The area of the triangle $DPN$ is given by $DP*DN/2 = 2*(5/6)/2 = 5/6$ .

The area of $CPNM$ equals $6.9 - 5/6 = (69/10 - 5/6) = (207/30 - 25/30) = 182/30 = 91/15$ . Thus, $m = 91$ , $n = 15$ , and the sum $m + n$ equals $106$ .

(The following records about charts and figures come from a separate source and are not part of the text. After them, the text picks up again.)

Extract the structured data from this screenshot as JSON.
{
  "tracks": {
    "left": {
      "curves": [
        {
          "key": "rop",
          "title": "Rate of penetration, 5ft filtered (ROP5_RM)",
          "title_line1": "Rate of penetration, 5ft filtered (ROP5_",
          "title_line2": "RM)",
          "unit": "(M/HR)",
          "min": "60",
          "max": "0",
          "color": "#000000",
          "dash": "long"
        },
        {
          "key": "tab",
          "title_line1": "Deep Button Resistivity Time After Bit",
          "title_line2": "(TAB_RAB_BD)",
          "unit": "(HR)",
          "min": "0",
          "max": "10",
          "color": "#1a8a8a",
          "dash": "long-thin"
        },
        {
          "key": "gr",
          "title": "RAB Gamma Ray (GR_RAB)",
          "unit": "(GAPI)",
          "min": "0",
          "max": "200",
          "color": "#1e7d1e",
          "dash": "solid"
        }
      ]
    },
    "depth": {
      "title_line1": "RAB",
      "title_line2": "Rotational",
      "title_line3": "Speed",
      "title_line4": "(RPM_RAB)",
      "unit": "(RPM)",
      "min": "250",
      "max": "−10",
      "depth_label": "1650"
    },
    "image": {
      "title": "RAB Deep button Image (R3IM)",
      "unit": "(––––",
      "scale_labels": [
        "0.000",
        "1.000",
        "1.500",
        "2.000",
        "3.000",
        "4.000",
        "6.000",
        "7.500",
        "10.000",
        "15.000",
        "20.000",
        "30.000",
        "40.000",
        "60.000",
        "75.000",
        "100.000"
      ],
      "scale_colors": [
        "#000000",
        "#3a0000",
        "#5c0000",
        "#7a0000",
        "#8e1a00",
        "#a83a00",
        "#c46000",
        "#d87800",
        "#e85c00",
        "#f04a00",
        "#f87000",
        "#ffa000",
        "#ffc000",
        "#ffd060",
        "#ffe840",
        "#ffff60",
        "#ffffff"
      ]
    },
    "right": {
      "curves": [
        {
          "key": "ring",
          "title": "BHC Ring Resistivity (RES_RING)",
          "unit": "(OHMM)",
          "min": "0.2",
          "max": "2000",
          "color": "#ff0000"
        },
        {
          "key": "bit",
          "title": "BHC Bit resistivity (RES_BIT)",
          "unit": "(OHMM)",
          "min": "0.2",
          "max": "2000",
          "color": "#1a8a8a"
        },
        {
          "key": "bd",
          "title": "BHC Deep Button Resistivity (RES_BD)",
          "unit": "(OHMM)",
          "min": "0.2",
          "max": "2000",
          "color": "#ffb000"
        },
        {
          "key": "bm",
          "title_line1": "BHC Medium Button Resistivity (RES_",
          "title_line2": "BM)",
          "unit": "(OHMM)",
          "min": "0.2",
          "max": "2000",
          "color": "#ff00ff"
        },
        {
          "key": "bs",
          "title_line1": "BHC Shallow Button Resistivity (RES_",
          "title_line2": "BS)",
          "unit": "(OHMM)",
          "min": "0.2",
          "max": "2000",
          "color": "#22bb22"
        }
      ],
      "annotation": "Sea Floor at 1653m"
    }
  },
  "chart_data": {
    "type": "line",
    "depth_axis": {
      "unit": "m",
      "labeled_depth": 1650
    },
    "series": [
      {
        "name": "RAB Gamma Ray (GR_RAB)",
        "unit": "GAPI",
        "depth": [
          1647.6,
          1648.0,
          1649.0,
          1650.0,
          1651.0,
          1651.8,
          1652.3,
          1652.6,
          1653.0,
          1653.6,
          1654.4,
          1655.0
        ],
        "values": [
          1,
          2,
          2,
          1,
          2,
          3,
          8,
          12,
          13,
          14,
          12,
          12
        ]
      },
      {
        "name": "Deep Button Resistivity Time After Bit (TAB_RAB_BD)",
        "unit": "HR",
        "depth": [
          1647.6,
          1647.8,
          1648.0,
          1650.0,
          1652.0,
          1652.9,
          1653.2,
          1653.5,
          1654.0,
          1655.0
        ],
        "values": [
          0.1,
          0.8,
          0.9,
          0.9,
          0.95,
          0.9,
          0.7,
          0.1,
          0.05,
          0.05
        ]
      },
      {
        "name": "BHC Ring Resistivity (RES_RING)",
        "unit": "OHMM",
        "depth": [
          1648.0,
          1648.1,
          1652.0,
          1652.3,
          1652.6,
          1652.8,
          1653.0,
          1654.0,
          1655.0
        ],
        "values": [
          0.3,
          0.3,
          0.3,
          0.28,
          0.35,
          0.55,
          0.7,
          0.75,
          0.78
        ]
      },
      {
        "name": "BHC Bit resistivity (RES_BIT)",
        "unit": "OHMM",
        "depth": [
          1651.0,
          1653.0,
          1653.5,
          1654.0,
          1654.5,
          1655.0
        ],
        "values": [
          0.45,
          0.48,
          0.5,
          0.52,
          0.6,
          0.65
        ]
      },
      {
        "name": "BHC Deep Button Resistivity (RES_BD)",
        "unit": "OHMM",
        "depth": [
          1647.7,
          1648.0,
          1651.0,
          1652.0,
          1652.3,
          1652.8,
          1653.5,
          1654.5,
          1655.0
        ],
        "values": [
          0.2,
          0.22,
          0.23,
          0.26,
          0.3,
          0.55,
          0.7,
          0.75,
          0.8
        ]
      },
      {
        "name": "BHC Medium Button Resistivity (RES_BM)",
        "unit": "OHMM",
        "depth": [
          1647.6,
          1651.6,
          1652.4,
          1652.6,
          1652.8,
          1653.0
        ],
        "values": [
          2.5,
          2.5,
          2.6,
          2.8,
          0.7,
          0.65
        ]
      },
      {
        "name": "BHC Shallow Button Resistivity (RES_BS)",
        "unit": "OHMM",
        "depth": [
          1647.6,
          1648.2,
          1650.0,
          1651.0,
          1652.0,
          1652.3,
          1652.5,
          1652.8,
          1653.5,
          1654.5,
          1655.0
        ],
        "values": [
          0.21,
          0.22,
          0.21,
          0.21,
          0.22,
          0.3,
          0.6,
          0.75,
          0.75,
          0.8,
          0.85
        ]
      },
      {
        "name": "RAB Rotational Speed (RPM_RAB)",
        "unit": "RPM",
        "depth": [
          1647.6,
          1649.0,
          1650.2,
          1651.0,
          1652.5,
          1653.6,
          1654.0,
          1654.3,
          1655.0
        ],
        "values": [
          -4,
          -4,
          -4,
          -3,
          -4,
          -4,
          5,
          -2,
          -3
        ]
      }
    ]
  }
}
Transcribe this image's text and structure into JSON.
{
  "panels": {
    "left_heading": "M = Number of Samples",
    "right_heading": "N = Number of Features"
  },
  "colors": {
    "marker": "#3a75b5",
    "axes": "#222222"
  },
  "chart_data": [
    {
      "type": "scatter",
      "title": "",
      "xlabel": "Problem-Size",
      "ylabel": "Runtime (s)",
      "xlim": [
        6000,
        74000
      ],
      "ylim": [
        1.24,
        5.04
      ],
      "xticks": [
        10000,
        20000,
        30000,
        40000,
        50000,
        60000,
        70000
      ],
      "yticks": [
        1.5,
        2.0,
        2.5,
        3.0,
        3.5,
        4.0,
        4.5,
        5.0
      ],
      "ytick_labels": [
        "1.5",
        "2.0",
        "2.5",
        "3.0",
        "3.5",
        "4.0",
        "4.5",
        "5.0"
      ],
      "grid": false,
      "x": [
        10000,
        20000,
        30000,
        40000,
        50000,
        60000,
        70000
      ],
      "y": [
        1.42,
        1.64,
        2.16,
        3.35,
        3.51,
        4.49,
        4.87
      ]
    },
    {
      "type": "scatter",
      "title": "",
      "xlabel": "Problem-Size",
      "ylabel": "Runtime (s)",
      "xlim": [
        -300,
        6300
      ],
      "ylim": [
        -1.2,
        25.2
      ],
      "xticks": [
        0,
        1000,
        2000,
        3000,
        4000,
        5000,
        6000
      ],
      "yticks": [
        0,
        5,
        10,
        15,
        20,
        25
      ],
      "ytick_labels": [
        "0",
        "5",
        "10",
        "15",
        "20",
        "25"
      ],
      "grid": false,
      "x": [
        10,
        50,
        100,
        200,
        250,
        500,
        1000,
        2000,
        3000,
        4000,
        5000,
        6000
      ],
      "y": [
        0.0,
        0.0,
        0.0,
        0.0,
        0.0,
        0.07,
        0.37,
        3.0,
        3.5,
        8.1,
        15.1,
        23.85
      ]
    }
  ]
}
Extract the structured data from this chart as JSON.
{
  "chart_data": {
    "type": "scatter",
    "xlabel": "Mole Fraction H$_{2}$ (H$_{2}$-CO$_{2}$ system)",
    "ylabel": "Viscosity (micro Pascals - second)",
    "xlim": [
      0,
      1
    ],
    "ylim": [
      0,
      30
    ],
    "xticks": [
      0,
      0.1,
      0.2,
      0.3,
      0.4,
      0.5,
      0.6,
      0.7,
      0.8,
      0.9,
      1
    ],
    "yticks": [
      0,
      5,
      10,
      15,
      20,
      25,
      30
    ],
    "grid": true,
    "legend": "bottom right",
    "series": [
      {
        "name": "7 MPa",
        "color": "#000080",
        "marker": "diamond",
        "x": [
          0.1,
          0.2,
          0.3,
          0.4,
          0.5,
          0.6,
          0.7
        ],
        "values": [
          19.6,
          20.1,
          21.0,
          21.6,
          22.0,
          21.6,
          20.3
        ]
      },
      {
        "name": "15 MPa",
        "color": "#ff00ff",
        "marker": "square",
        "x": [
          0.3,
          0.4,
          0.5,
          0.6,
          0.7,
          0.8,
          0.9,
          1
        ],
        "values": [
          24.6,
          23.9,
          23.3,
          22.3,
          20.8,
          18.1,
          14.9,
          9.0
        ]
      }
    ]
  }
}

BM=x and CM=5-x using pythagorean theorem you can solve for x and it comes out to be 2.4. Triangles CBM and APC are similar by a ratio of 1.2 usinig this ratio you can calculate the sides of triangle APC. Then triangles APC and PDN are congruent. The length of side AN is 3 so extend line BM to make it length 3. Call the point to which you extend it R. Side RM is 3-2.4 which equals .6. Now take the sum of the areas of triangles RMN, CBM, and APC this gives you 88/30 subtract that from 270/30 and you get 91/15

Triangle CMB, Triangle PCA and triangle PND are similar. Starting with triangle CMB angle MCB = Theta We've got sideBC. The sum of sides BM + MC =5 Get Sin^{2}(theta) +Cos^{2}(theta)=1. Thus all sides of the triangle are known. For a level 4 it wont be difficult to proceed from here :D

O segredo é somar a área dos 3 triângulo, somá-las,depois subtrair da área do retângulo e dividir por 2. O motivo de dividir por dois é porque o papel foi dobrado.

• para achar a área dos triângulos temos que fazer semelhança entre eles, pois tem os mesmos ângulos.